The Mudcat Café TM
Thread #1921   Message #917586
Posted By: Malcolm Douglas
24-Mar-03 - 11:29 PM
Thread Name: Deep and false water...
Subject: RE: Deep and false water...
No, no, that isn't a value judgement. Don't let's drag the mythical "Folk Police" into this, please. It's a technical term, as you ought to know; and simply shorthand for what was written in the notes to the set of the song printed in The New Green Mountain Songster, 1939, which was precisely as follows:

"From Lilith, the wild woman of perilous love, and Morgan la Fée, to the mood of a street ballad about one of the many Irish youths who have lost their lives in fresh water, is a long leap. But The Lakes of Col Fin takes it. Irish singers understand the lore of the ballad perfectly: Willie was not "drowned"; he was taken away to Tir fa Tonn, "Fairyland-under-wave", by a water-woman who had fallen in love with him. Legends of similar content are frequent in Middle Irish literature and have survived into modern popular tradition. We may compare Motherwell's The Mermayden, whose "bower is biggit o' the gude ships' keels, and the banes o' the drowned at sea" - a grim picture of the supernatural woman's cruelty in love, which the poet nicely caught - and Leyden's The Mermaid of Corrievrekan, with a happy ending wrought by a clever hero who inveigles the mermaid into taking him back to bid farewell to his former love, "the maid of Colonsay". Both poems were based on local traditions and legends.

"Popular tradition, however, does not mean popular origin. In the case of our ballad, the underlying folklore is Irish de facto, but not de iure; the ballad is of Oriental and literary origin, and has sunk to the level of the "folk" which has the keeping of folklore. To put it in a single phrase, memory not invention, is the function of the folk.

"The Lakes of Col Fin was first printed by Dr P. W. Joyce in 1872, in a version, with the air, obtained from a County Limerick singer. A full history of the ballad and of the folk tradition pertaining to it is in Folk Song Society of the Northeast, Bulletin No. 8, pp. 9-12.

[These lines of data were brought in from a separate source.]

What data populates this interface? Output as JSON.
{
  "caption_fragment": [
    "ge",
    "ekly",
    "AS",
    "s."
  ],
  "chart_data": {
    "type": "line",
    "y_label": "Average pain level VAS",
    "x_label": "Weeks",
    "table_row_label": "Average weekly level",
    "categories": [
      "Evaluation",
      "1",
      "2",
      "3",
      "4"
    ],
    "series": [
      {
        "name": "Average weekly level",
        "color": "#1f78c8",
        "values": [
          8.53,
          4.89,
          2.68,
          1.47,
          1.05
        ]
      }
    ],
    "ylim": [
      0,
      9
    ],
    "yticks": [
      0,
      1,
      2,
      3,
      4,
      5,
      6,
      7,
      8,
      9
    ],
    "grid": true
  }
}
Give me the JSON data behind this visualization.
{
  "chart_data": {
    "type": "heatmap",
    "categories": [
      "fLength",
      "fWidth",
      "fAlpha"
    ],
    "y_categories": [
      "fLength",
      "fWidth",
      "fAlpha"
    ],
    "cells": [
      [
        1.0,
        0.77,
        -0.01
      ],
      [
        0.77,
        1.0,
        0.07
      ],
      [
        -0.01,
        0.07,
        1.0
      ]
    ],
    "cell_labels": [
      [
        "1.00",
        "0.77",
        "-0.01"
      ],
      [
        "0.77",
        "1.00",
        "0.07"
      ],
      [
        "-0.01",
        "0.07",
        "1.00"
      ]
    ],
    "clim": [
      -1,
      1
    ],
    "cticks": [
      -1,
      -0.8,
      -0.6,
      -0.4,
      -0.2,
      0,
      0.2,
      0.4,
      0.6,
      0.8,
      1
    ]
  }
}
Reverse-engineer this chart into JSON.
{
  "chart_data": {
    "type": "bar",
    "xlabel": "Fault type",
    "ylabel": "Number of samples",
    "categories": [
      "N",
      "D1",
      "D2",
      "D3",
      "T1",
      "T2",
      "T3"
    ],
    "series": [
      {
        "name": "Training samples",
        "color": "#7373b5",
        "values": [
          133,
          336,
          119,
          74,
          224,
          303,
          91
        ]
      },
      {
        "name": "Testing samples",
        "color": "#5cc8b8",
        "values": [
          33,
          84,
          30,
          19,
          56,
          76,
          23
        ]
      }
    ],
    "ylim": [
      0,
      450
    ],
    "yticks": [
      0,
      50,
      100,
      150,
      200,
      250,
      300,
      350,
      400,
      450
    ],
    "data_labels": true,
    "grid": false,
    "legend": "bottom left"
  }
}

"Mrs. Flanders met this ballad as The Lakes of Champlain while talking about old songs with Mrs Herbert Haley of Cuttingsville, Vermont. Mrs Haley sang the words to the tune of The Dying Cowboy, and had been told that the drowned boy was "Willie Lanard", well known to the person who gave her the song."

-Helen Hartness Flanders, Elizabeth Hartness Ballard, George Brown and Phillips Barry: The New Green Mountain Songster: Traditional Songs of Vermont, 1939; reprinted Folklore Associates, Pennsylvania, 1966.

Now, as it happens, this kind of romantic tendency to attribute "ancient" and supernatural origins to traditional songs without an atom -apparently- of real evidence was still pretty common in those days, though we tend to be a little more sceptical nowadays. It may well be that whoever wrote the above (perhaps Mrs Flanders, a rather well-known and respected folk song collector and folklorist) might see it differently if she was writing today; perhaps not. I don't pretend to know. Certainly I'd question the relevance of the references to Scottish literature. She was also unaware, it seems, of the numerous broadside printings of forms of the song that pre-date Joyce (but not by a great deal; there seems to be no evidence that it is older than the 19th century); but again, she is not to be blamed for that. Scholarship and technology have moved on, and today resources are easily and trivially available to us which were often unknown to scholars of the day.

In case there is still any doubt, I had better explain that the use of the term "degenerate" in this context (though it was Felipa's gloss, not actually used in the book referred to) simply implies that a song has lost elements that might originally have belonged to it; and, along with them, part of its original meaning. In that sense it might properly be said to be "degenerate", but this doesn't imply any aesthetic criticism; just an objective observation.

I'm inclined to doubt that Mrs Flanders (if it was she) was right about this one, but that's just my opinion; which, though moderately well-informed, enjoys the benefit of hindsight which was not available to her. I won't ever know, or understand, as much about folk song as she did; and I doubt that any of the other contributors to this discussion will, either.